Click here to read reviewer Luan Gaines' take on The Past.
Tessa Hadley tests the boundaries of love and what it means to be family in this bucolic tale set in England’s West Country. First to arrive at the family home of Kington
is daughter Alice with her young friend Kasim, who has only come to this reunion to get away from his mother. Together with Fran, Alice’s other sister, and her children Ivy and Arthur (both nine and six), Alice is capable of
affecting a world-wise attitude to her family and the house, so beautiful with its French windows and back veranda and a lawn that slopes down to a stream. Also present is older sister Harriet, who loves and communes with nature and is probably the most attached to Kington. Later to arrive
are Roland, his new wife, Pilar--an Argentinean lawyer--and his sixteen-year-old daughter, Molly, who unexpectedly finds herself attracted to Kasim.

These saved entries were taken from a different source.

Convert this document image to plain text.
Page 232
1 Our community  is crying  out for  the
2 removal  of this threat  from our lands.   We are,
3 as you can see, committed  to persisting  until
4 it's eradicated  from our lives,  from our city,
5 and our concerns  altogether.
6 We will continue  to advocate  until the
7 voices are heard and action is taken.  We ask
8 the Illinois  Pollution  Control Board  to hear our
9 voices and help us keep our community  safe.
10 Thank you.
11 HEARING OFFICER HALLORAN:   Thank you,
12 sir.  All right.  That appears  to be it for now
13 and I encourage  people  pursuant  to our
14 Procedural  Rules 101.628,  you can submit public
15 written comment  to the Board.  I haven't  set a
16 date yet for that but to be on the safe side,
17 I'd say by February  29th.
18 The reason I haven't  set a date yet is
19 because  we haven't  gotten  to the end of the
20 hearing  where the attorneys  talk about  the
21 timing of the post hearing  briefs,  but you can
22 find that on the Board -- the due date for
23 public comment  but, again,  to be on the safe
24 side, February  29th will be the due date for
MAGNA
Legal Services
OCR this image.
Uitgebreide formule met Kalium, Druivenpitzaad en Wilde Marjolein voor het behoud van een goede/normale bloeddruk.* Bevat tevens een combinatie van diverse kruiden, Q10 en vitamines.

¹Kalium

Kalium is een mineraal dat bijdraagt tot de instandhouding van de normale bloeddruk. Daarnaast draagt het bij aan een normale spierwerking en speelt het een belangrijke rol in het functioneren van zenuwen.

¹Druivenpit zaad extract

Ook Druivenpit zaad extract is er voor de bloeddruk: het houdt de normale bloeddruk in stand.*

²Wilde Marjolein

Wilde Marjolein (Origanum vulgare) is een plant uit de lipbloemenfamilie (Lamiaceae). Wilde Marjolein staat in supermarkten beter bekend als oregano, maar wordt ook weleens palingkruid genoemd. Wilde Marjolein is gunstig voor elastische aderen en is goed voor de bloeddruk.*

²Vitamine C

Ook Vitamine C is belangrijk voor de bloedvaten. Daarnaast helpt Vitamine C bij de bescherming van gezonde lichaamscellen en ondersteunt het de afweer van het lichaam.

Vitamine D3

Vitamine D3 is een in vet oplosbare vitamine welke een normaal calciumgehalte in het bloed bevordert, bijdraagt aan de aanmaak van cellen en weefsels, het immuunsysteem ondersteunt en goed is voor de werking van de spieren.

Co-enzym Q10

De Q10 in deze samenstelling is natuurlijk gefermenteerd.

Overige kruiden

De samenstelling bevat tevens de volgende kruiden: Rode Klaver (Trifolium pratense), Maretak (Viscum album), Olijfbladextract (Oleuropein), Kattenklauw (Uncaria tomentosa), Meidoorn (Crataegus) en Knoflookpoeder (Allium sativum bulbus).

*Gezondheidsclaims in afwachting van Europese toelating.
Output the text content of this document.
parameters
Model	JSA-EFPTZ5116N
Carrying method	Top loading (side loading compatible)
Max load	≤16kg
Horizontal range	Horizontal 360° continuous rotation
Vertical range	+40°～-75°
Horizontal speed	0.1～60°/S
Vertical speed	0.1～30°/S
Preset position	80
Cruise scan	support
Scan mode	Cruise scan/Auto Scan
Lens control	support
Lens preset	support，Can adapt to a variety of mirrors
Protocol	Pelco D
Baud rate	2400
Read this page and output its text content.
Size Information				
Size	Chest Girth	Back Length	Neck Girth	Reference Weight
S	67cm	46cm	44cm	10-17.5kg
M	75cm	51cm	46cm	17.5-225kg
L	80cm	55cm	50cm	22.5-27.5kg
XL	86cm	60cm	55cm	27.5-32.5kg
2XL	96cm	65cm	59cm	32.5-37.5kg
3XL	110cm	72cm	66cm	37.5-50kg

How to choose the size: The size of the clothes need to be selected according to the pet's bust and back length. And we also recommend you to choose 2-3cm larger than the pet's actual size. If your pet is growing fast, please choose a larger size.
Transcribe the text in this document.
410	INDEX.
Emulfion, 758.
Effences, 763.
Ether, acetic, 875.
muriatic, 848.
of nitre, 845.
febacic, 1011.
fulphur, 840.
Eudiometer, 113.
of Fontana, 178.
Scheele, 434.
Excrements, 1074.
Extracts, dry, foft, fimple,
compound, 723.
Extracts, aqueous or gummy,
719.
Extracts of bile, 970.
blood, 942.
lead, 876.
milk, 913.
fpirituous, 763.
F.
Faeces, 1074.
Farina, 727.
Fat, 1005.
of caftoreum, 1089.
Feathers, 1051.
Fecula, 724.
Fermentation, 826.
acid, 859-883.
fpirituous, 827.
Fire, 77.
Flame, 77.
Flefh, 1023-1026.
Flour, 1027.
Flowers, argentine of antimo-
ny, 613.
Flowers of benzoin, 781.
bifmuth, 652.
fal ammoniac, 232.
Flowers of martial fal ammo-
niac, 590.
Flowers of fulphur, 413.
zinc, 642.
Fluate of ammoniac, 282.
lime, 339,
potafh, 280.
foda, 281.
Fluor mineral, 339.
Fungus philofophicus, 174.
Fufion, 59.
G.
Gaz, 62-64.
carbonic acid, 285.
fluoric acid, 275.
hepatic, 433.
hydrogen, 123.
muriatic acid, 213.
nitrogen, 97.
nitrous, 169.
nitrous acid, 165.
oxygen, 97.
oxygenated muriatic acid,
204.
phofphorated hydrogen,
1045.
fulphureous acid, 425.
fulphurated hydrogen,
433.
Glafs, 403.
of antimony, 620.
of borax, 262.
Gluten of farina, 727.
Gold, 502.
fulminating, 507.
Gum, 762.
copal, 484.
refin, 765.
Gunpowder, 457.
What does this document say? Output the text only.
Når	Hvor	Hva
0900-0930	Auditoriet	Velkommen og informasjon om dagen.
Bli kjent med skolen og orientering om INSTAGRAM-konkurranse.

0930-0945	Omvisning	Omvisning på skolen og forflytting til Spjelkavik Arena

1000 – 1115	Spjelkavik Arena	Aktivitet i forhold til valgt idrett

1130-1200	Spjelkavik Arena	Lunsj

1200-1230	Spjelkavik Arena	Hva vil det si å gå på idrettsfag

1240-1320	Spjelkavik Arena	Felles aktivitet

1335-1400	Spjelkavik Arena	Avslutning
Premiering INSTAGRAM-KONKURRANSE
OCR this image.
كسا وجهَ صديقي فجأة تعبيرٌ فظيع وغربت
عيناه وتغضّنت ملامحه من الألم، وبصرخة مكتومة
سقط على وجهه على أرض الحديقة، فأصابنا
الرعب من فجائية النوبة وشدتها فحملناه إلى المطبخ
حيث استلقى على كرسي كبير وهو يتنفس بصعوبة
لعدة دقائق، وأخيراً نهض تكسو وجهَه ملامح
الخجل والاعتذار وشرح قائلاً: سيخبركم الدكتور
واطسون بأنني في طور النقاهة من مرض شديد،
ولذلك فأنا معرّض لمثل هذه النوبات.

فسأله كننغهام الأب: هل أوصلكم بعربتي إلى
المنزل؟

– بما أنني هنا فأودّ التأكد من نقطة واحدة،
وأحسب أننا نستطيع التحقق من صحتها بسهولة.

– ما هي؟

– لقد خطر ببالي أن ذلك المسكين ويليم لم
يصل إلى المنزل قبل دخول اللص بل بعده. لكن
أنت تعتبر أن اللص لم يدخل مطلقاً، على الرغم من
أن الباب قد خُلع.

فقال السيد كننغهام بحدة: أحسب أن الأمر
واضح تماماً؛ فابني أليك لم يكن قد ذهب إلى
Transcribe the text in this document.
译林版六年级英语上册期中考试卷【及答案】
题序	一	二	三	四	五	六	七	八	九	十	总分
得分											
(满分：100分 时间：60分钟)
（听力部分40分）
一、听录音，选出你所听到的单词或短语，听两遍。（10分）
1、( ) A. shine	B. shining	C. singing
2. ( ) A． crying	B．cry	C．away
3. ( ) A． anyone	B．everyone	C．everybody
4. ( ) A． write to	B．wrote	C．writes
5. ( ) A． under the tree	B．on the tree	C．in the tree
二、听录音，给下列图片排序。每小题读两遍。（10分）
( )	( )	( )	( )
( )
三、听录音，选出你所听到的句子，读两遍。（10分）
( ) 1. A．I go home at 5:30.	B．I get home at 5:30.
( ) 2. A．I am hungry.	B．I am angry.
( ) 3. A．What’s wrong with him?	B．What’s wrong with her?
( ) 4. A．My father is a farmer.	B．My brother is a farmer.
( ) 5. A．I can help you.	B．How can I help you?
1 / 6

Once an educated minister and popular poet, the family’s grandfather has let Kington remain much as it was in 1969 when his daughter Jill arrived from London, running from a collapsing marriage. Indeed, nothing about the house has changed--“perhaps because there was no money to change anything anyway.” As the buzzing, rustling summer afternoon proves too hot for birdsong, the family settle in for three weeks of reading and sleeping, carefully navigating the house and each other. Buoyed by a love that seems luxuriant and possible, “as if something lay in wait,” Alice becomes the glue that binds the siblings together as they try to decide what to do with a house that is expensive to maintain yet also loved for the way that it is.
As the lazy summer days unfold, Hadley jumps between her characters’ interior thoughts.
Each reveals a cavalcade of family secrets, along with loyalties and heartbreaks that are complemented by the breathtaking beauty of the English countryside, a magical remedy for whatever burden the siblings might have. The plot is accented by Ivy and Arthur, who discover an abandoned cottage. There’s a dim memory of a first inhabitant, an old woman. The cottage itself smells awful--of leaf-rot and minerals, of Mitzi, the neighbor’s dead dog, and a series of rude pictures from magazines. While Ivy feels the burden of her responsibility for what they’ve seen, for a disconcerting moment, the usual roles as adults and children are reversed, leading the children to be drawn by the sensation of seeing themselves “from a far distance.”
Teacher Fran might be the reliable and stable head of the family, even representative of the old guard, yet it is Harriet who truly embodies the sisters' “dusty old hopeful leftism.” Harriet forms an unlikely friendship with Pilar, and the two spend mornings swimming together. While Pilar seems preoccupied and serious, aninterloper in the carefully calibrated family dynamic, she brusquely asks about Harriet’s old life as an activist for various causes. Roland is quick to remind his sisters of the shadow of Pilar’s
uncle’s politics and how it has hung over her family for a generation.
The past makes its expected mark on this bucolic landscape. Back in 1969, Jill’s first passionate encounter with an old school friend adds complicity to her choice to either stay living at Kington with her mother, Sophy (whose doubts about her son-in-law mostly go unspoken), or to return to Tom in London. Tired of old opinions and indignation, rebellious Jill encapsulates the core of the novel. Hadley traces the muffling effect of Jill back in her family home as well as her three babies, “still plump and shapely,” and a life that she hopes will “be exultant with self sufficiency.” Part of Jill’s dilemma is that she dreams of somewhere on the edge of a social life, where she can be free from Tom in an environment that is not “cluttered with falsity.”
The novel shows the inevitable cracks of time, of children inexorably separating and adults being drawn together through attraction and loneliness. While Alice explores what is missing from her life, Harriet misjudges Pilar, causing her to suffer a terrible betrayal. Mixed among their grandmother’s letters
are a number of slips of tissue paper wrapped round locks of blonde baby hair--perhaps another key to the past and the choices that Jill and Sophy made. The drama of the novel comes from this juxtaposition of lives, child and adult, from the present and the past. Jill’s past provides an education and a window into how different the contemporary characters look and act when filtered through the lens of age and experience.
There are no false notes, no stumbles in the rare moments of tenderness. The novel is brave and bold, reflecting a gorgeous landscape of densely packed woods carefully gathering in darkness,
and a landscape pattern “as simplified as a child’s jigsaw puzzle.” As light appears on the fields “like gauze” and the huge evening sky wheels overhead “a livid electric blue,” Hadley's characters face some difficult choices and the burden of secrets, ultimately proving their mettle and resiliency.